Although the conclusion does not provide a direct answer, it helps to gain more insight into the simple yet effective approach of MoE.
Theoretically, a deeper understanding of MoE architectures and their working principles is needed. As we saw in Chen et al.’s paper, the reasons behind the success of MoE layers are still partially obscure. Therefore, more theoretical and empirical research is required to demystify the intrinsic mechanics of these models, potentially leading to their optimization and better generalization.

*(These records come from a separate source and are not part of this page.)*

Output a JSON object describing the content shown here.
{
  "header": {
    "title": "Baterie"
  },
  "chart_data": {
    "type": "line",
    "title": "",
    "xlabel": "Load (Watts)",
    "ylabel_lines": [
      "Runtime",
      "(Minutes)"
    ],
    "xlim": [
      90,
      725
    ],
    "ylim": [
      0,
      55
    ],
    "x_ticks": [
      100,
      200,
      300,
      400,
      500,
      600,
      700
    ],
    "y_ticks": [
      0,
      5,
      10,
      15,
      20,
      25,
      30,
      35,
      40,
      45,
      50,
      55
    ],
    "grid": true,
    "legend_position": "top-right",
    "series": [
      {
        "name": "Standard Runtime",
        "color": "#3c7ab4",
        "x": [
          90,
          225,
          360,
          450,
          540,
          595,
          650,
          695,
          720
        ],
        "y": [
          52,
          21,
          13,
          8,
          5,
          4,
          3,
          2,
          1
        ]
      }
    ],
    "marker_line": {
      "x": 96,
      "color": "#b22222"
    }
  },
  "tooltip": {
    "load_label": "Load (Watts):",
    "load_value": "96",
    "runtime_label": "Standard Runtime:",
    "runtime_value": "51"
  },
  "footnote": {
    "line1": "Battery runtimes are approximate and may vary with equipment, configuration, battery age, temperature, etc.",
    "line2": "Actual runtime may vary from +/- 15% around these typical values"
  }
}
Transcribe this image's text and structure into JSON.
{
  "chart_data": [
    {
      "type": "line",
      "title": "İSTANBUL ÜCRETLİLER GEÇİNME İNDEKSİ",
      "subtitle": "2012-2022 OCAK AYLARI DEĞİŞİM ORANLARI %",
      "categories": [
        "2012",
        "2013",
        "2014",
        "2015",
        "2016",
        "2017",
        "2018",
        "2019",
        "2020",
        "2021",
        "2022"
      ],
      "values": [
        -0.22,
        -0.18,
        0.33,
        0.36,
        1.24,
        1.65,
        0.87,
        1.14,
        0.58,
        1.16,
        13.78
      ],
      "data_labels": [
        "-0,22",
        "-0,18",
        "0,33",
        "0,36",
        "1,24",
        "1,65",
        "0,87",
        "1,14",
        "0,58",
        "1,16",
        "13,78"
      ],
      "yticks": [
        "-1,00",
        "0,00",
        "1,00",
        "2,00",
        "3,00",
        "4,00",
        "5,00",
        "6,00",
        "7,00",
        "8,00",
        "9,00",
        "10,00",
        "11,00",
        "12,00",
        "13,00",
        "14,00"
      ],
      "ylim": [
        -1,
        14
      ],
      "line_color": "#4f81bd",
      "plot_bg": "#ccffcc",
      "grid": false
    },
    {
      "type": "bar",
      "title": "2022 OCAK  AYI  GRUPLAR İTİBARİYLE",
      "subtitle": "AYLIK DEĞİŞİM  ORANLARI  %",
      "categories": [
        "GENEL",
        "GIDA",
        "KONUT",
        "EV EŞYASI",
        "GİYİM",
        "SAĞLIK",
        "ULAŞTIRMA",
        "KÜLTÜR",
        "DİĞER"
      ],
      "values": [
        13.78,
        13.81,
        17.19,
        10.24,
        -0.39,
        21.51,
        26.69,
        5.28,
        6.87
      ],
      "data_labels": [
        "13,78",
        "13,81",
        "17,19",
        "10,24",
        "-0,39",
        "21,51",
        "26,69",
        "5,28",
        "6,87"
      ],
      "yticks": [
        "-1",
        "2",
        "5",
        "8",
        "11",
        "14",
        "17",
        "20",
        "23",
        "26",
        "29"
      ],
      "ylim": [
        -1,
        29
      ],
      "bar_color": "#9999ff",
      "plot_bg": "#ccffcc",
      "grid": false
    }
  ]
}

Additionally, how to design more effective gating mechanisms and expert models is an open question with great potential for future exploration. While Expert Choice Routing offers a promising direction, other innovative approaches might enhance the routing mechanism.
Lastly, while MoE has shown impressive results in domains like NLP and computer vision, there is considerable room to explore its utility in other domains, such as reinforcement learning, tabular data domains, and more.
The journey of MoE is in its infancy in the realm of deep learning, with many milestones yet to be achieved. However, its potential for transforming how we understand and deploy deep learning models is enormous. With the current state of computing, it’s unlikely that we will see significant improvements to hardware as rapidly as we see improvements to modeling techniques. By leveraging the inherent strength of the MoE paradigm—the division of complex tasks into simpler subtasks handled by specialized expert models—we may continue to push the boundaries of what is achievable with deep learning. And that, indeed, is an exciting prospect to look forward to.